The listing format never changes — but it can be built from two different images, and choosing between them is the one real trade-off in seeing.

	`peek`	`screenshot`
Image source	the overhead camera	the phone’s own capture
How	snapshot → crop to screen → detect	tap AssistiveTouch → iOS Shortcut uploads pixels → detect
Speed	~4 s	~12 s
Sharpness	good for most targets	pixel-perfect
Side effects	none	apps can notice a screenshot (share sheets, watermarks)

peek is the default and the workhorse. It parks the stylus out of view, photographs the screen, crops to just the phone-screen region (cropping gives each icon 2–3× more pixels and sharpens detection), and runs the same two detectors. If the first frame comes back blurry — a focus or motion problem — it waits a couple of seconds and grabs one more before giving up.

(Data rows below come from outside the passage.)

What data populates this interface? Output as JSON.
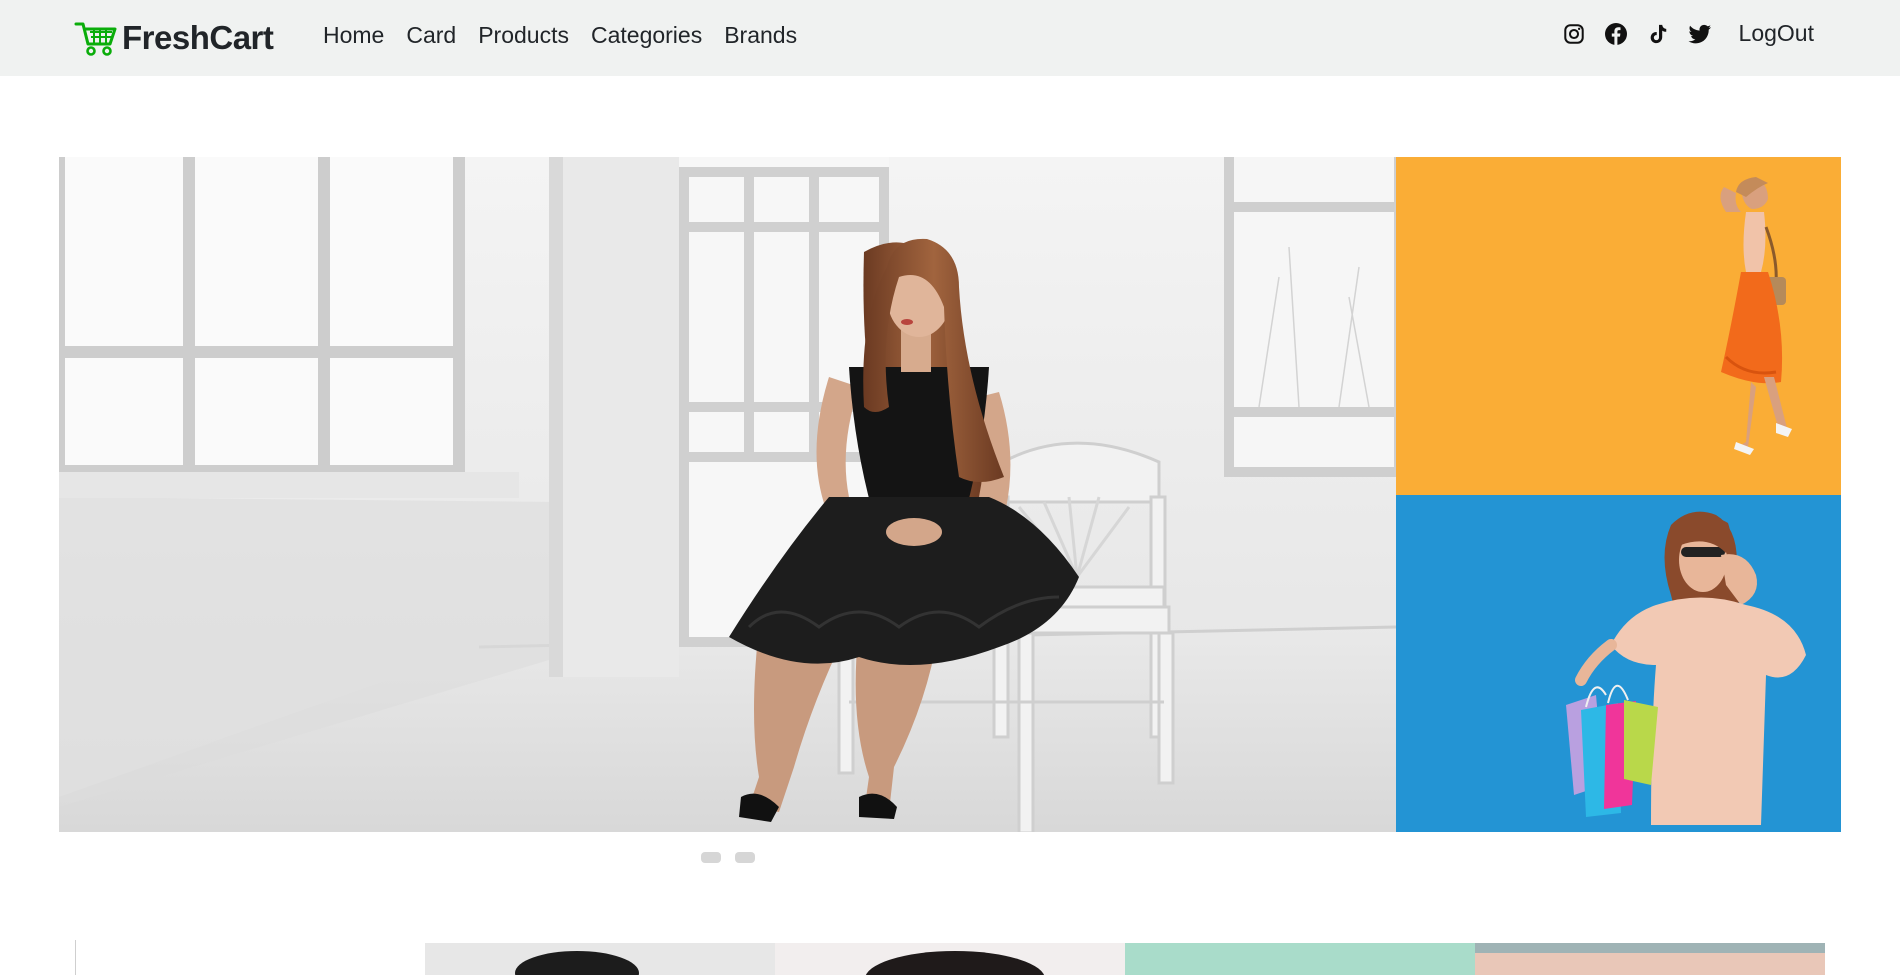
{
  "brand": {
    "name": "FreshCart",
    "icon": "shopping-cart-icon",
    "icon_color": "#0aad0a"
  },
  "nav": {
    "links": [
      "Home",
      "Card",
      "Products",
      "Categories",
      "Brands"
    ]
  },
  "social": {
    "icons": [
      "instagram-icon",
      "facebook-icon",
      "tiktok-icon",
      "twitter-icon"
    ],
    "logout_label": "LogOut"
  },
  "hero": {
    "main_slide": "woman-black-dress-white-room",
    "side_top": "woman-orange-background",
    "side_bottom": "woman-blue-background-shopping-bags",
    "slide_count": 2,
    "active_slide": 1
  },
  "category_strip": {
    "items": [
      "category-slide-1",
      "category-slide-2",
      "category-slide-3",
      "category-slide-4"
    ]
  },
  "colors": {
    "navbar_bg": "#f0f2f1",
    "accent": "#0aad0a",
    "orange_panel": "#fbb03b",
    "blue_panel": "#1f8fcf"
  }
}
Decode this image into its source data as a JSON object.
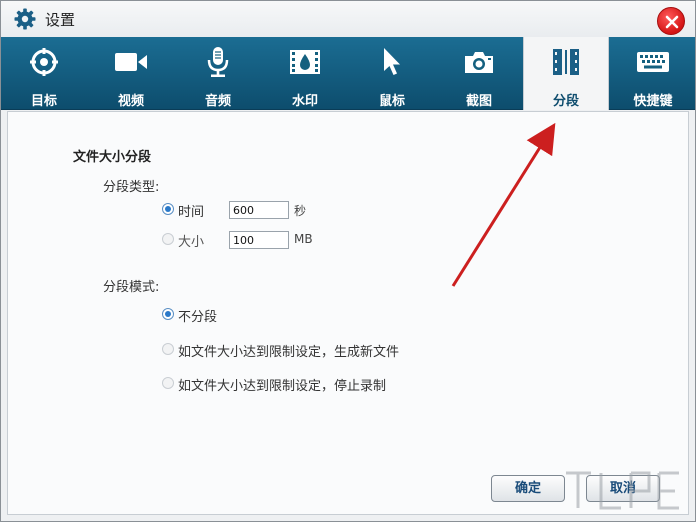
{
  "window": {
    "title": "设置"
  },
  "toolbar": {
    "tabs": [
      {
        "label": "目标",
        "icon": "target-icon"
      },
      {
        "label": "视频",
        "icon": "video-camera-icon"
      },
      {
        "label": "音频",
        "icon": "microphone-icon"
      },
      {
        "label": "水印",
        "icon": "watermark-film-icon"
      },
      {
        "label": "鼠标",
        "icon": "mouse-cursor-icon"
      },
      {
        "label": "截图",
        "icon": "camera-icon"
      },
      {
        "label": "分段",
        "icon": "segment-film-icon",
        "active": true
      },
      {
        "label": "快捷键",
        "icon": "keyboard-icon"
      }
    ]
  },
  "segment": {
    "section_title": "文件大小分段",
    "type_label": "分段类型:",
    "type_options": [
      {
        "label": "时间",
        "value": "600",
        "unit": "秒",
        "checked": true
      },
      {
        "label": "大小",
        "value": "100",
        "unit": "MB",
        "checked": false
      }
    ],
    "mode_label": "分段模式:",
    "mode_options": [
      {
        "label": "不分段",
        "checked": true
      },
      {
        "label": "如文件大小达到限制设定，生成新文件",
        "checked": false
      },
      {
        "label": "如文件大小达到限制设定，停止录制",
        "checked": false
      }
    ]
  },
  "buttons": {
    "ok": "确定",
    "cancel": "取消"
  },
  "colors": {
    "toolbar": "#14607f",
    "accent": "#2a79c9",
    "arrow": "#cc1f1f",
    "close": "#e02020"
  }
}
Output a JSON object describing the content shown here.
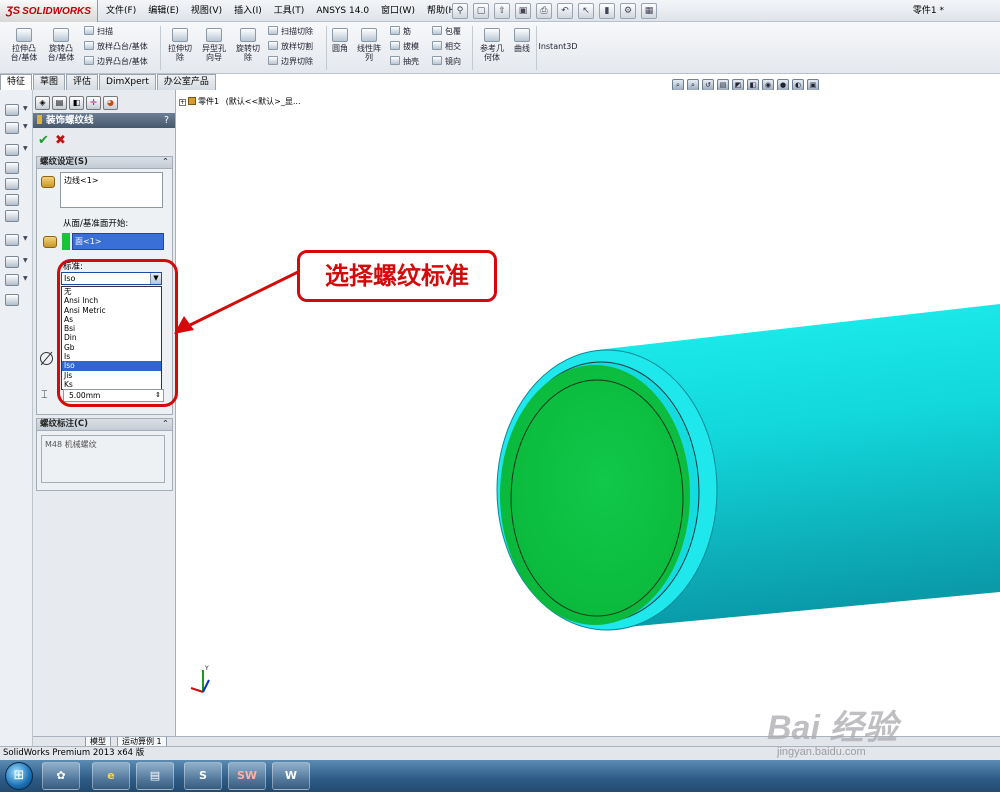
{
  "app": {
    "brand": "SOLIDWORKS",
    "document_title": "零件1 *"
  },
  "menu": [
    "文件(F)",
    "编辑(E)",
    "视图(V)",
    "插入(I)",
    "工具(T)",
    "ANSYS 14.0",
    "窗口(W)",
    "帮助(H)"
  ],
  "commands": {
    "extrude_boss": "拉伸凸\n台/基体",
    "revolve_boss": "旋转凸\n台/基体",
    "sweep": "扫描",
    "loft_boss": "放样凸台/基体",
    "boundary_boss": "边界凸台/基体",
    "extrude_cut": "拉伸切\n除",
    "hole_wizard": "异型孔\n向导",
    "revolve_cut": "旋转切\n除",
    "sweep_cut": "扫描切除",
    "loft_cut": "放样切割",
    "boundary_cut": "边界切除",
    "fillet": "圆角",
    "linear_pattern": "线性阵\n列",
    "rib": "筋",
    "draft": "拔模",
    "shell": "抽壳",
    "wrap": "包覆",
    "intersect": "相交",
    "mirror": "镜向",
    "ref_geometry": "参考几\n何体",
    "curves": "曲线",
    "instant3d": "Instant3D"
  },
  "tabs": [
    "特征",
    "草图",
    "评估",
    "DimXpert",
    "办公室产品"
  ],
  "property_manager": {
    "title": "装饰螺纹线",
    "help": "?",
    "thread_settings_title": "螺纹设定(S)",
    "edge_value": "边线<1>",
    "from_label": "从面/基准面开始:",
    "face_value": "面<1>",
    "standard_label": "标准:",
    "standard_selected": "Iso",
    "standard_options": [
      "无",
      "Ansi Inch",
      "Ansi Metric",
      "As",
      "Bsi",
      "Din",
      "Gb",
      "Is",
      "Iso",
      "Jis",
      "Ks"
    ],
    "depth_value": "5.00mm",
    "callout_title": "螺纹标注(C)",
    "callout_value": "M48 机械螺纹"
  },
  "tree": {
    "root_label": "零件1",
    "config_label": "(默认<<默认>_显..."
  },
  "bottom_tabs": [
    "模型",
    "运动算例 1"
  ],
  "status": "SolidWorks Premium 2013 x64 版",
  "annotation": {
    "callout_text": "选择螺纹标准",
    "color": "#d40a0a"
  },
  "colors": {
    "cylinder_body": "#10dde0",
    "end_face": "#0bc23e",
    "pm_header": "#45586d"
  },
  "watermark": {
    "logo": "Bai 经验",
    "url": "jingyan.baidu.com"
  }
}
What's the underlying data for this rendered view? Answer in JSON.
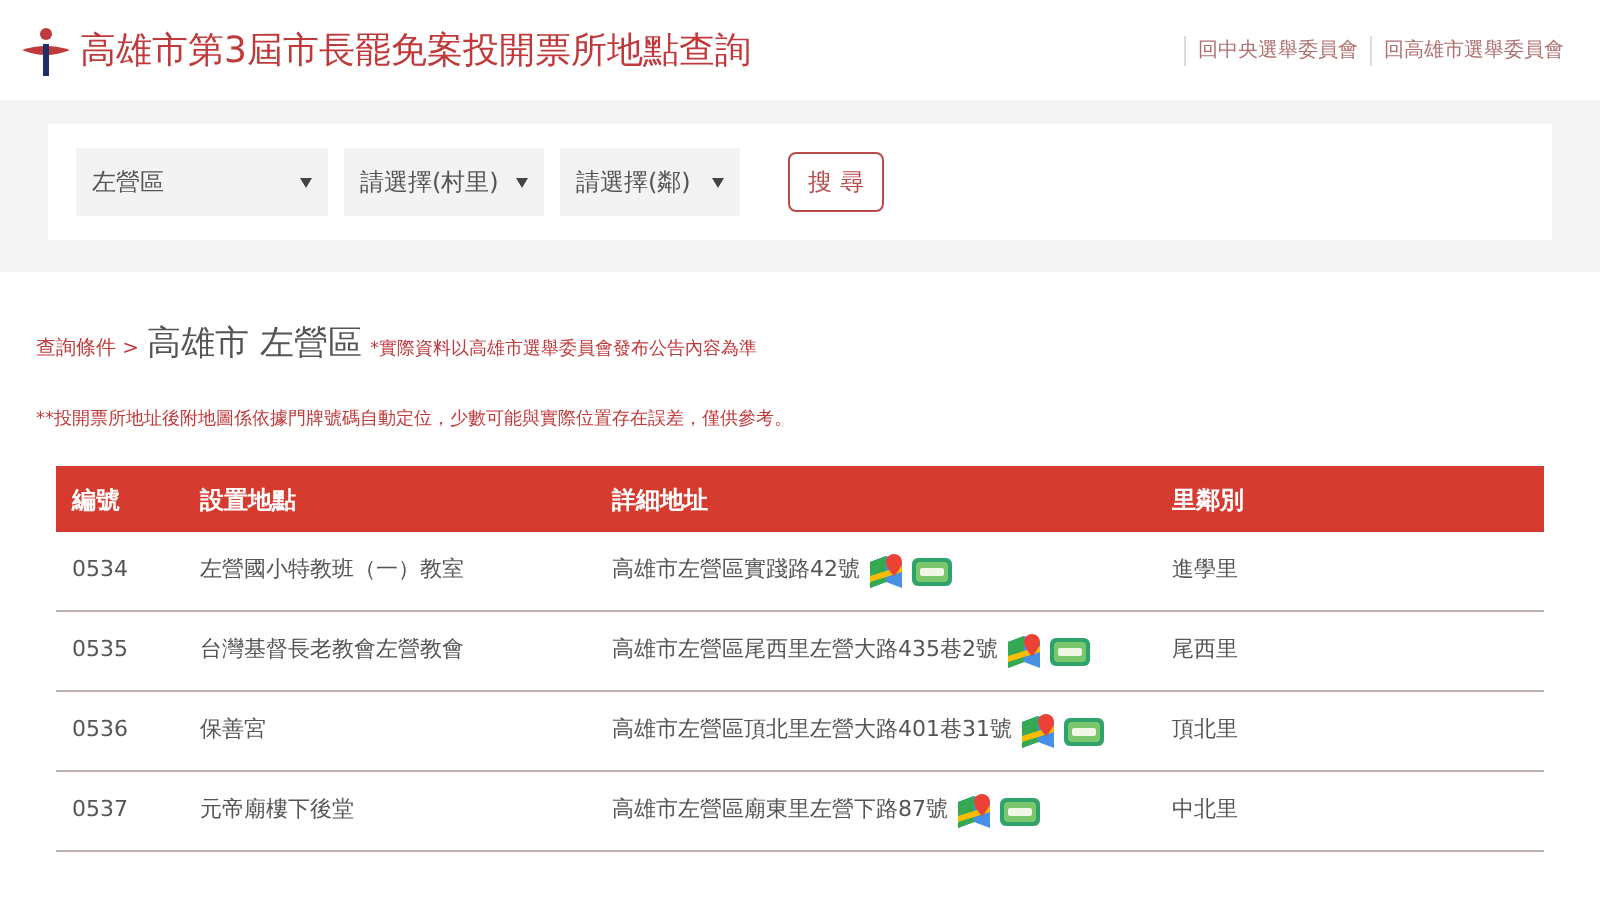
{
  "header": {
    "title": "高雄市第3屆市長罷免案投開票所地點查詢",
    "links": [
      "回中央選舉委員會",
      "回高雄市選舉委員會"
    ]
  },
  "search": {
    "selects": [
      "左營區",
      "請選擇(村里)",
      "請選擇(鄰)"
    ],
    "button": "搜 尋"
  },
  "breadcrumb": {
    "label": "查詢條件 >",
    "location": "高雄市 左營區",
    "note": "*實際資料以高雄市選舉委員會發布公告內容為準"
  },
  "notice": "**投開票所地址後附地圖係依據門牌號碼自動定位，少數可能與實際位置存在誤差，僅供參考。",
  "table": {
    "columns": [
      "編號",
      "設置地點",
      "詳細地址",
      "里鄰別"
    ],
    "rows": [
      {
        "number": "0534",
        "place": "左營國小特教班（一）教室",
        "address": "高雄市左營區實踐路42號",
        "village": "進學里"
      },
      {
        "number": "0535",
        "place": "台灣基督長老教會左營教會",
        "address": "高雄市左營區尾西里左營大路435巷2號",
        "village": "尾西里"
      },
      {
        "number": "0536",
        "place": "保善宮",
        "address": "高雄市左營區頂北里左營大路401巷31號",
        "village": "頂北里"
      },
      {
        "number": "0537",
        "place": "元帝廟樓下後堂",
        "address": "高雄市左營區廟東里左營下路87號",
        "village": "中北里"
      }
    ]
  }
}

screenshot is the escalation. Instead of a camera photo it triggers the phone’s own screenshot through the bridge: the arm taps AssistiveTouch, an iOS Shortcut captures and uploads pixel-perfect bytes, and vision runs on those. The result is sharper but slower, and it’s mutating — taking a screenshot is a real iOS event some apps react to. So the brain only reaches for it when:

a target is too small for the camera to resolve (it’s missing from the peek listing),
glare or motion blur makes the camera frame unreadable, or
it needs to read fine print the camera can’t make out.

Because a screenshot can shift app state, the rule is always to peek again after a screenshot before tapping — read the live screen, then act.

Why a listing and not pixels

Handing the brain a parsed listing instead of an image does three things at once: it grounds every target in a real on-screen rectangle (no guessing pixel coordinates), it makes “did the screen change?” a cheap text comparison between two listings, and it keeps the brain’s vocabulary tiny — pick a box, pick a gesture. That small, stable interface is what lets PhysiClaw recover from surprises by simply looking again.